Девушка с трудом оттаскивает Чарли от сломанного барьера. Спасение от верной смерти возвращает его к реальной действительности. Он укладывает девушку спать на роскошной кровати в отделе мебели, укутывает ее горностаевым манто, а сам уходит, чтобы совершить обход магазина. На первом этаже на него нападают забравшиеся туда воры. Неожиданно один из них узнает в Чарли своего товарища по работе на заводе. «Мы не воры, голод загнал нас сюда», — говорит он ему. Радостная встреча отмечается изрядной выпивкой. Утром опьяневшего и заснувшего Чарли находят на прилавке под грудой тканей и отправляют в тюрьму.

Так получила свое развитие в кинокартине вторая ее тема — «индивидуальной предприимчивости». Каторжный и бессмысленный труд у конвейера на заводе, больница, улица, тюрьма, снова работа, опять улица, вновь тюрьма — таков замкнутый круг «свободы» и «инициативы» человека в условиях общества, построенного на эксплуатации, социальном неравенстве и бесправии.

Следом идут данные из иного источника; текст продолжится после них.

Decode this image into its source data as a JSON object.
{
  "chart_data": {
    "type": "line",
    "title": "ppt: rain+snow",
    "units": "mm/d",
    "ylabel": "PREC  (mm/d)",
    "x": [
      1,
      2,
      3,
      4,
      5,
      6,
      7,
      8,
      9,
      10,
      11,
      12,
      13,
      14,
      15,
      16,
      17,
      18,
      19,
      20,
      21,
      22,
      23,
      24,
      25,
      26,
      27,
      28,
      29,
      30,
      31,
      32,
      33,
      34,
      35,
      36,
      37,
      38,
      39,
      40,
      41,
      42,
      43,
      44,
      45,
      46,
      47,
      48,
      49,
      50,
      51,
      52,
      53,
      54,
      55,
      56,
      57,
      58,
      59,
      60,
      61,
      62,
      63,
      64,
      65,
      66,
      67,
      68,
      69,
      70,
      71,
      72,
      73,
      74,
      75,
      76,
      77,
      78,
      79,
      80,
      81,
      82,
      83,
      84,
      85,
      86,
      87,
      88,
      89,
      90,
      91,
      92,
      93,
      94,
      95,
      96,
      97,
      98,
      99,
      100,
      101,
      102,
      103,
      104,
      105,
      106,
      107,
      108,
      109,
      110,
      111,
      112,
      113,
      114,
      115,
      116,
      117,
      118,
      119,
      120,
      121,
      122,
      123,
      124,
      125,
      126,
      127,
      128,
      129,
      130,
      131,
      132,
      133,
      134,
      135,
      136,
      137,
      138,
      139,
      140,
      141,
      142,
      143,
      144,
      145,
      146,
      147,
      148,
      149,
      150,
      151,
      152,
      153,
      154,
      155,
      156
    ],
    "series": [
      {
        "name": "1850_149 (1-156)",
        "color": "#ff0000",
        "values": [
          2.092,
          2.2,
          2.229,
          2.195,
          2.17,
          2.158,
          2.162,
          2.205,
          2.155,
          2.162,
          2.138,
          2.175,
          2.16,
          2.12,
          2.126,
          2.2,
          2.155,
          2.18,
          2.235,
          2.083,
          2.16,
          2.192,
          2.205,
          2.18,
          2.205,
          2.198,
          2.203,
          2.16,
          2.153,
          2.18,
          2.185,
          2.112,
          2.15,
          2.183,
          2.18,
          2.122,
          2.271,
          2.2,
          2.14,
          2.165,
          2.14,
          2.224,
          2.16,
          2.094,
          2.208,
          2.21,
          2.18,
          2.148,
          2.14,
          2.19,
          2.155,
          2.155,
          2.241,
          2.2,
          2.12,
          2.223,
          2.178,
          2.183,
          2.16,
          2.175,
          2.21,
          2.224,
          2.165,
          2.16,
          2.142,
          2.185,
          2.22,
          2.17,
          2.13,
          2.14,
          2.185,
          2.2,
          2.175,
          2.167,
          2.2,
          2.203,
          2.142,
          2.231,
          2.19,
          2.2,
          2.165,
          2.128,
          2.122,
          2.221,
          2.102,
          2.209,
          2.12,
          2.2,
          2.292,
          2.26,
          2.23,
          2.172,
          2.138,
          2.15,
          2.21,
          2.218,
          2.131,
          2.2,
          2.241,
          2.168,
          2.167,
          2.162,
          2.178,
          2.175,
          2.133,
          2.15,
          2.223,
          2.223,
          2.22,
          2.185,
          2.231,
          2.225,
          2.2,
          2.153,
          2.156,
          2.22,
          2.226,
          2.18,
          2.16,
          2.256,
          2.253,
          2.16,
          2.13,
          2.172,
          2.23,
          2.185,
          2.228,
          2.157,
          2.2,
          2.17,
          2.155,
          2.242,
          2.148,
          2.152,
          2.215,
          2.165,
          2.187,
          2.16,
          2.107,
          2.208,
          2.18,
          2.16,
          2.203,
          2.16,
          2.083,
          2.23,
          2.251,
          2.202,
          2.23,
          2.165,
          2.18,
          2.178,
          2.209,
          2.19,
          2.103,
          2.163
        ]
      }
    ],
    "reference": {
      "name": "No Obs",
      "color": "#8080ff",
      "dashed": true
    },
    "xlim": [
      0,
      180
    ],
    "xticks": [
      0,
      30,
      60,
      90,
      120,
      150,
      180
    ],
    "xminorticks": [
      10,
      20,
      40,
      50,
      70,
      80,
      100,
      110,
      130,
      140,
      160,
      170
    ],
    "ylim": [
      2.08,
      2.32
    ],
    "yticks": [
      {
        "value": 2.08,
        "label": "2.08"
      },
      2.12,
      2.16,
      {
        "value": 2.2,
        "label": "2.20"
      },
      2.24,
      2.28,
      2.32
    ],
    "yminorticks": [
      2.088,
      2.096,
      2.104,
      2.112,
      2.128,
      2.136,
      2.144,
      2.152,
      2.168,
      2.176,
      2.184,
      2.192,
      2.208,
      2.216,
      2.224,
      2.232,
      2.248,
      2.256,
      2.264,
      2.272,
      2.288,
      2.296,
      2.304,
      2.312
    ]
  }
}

Вертящийся в водовороте этого круга человек стремится вырваться из него и пристать к берегу счастья. Но кому же не ясно, что, пока существует чудовищный водоворот, этот берег недосягаем, что он — лишь мираж, обманчивый, иллюзорный призрак?.. Третья тема фильма — тема «человечества, мечущегося в поисках счастья» — начинает раскрываться с момента встречи Чарли с девушкой. Вернее, еще раньше, когда он находил свое благополучие в тюрьме и не хотел оттуда выходить. Гневная сатира этих кадров переходит затем в остроумную и горькую иронию над ограниченностью мещанского представления о счастье. Самые смелые мечты Чарли не выходят за пределы собственного благоустроенного домика, украшенного ситцевыми занавесками.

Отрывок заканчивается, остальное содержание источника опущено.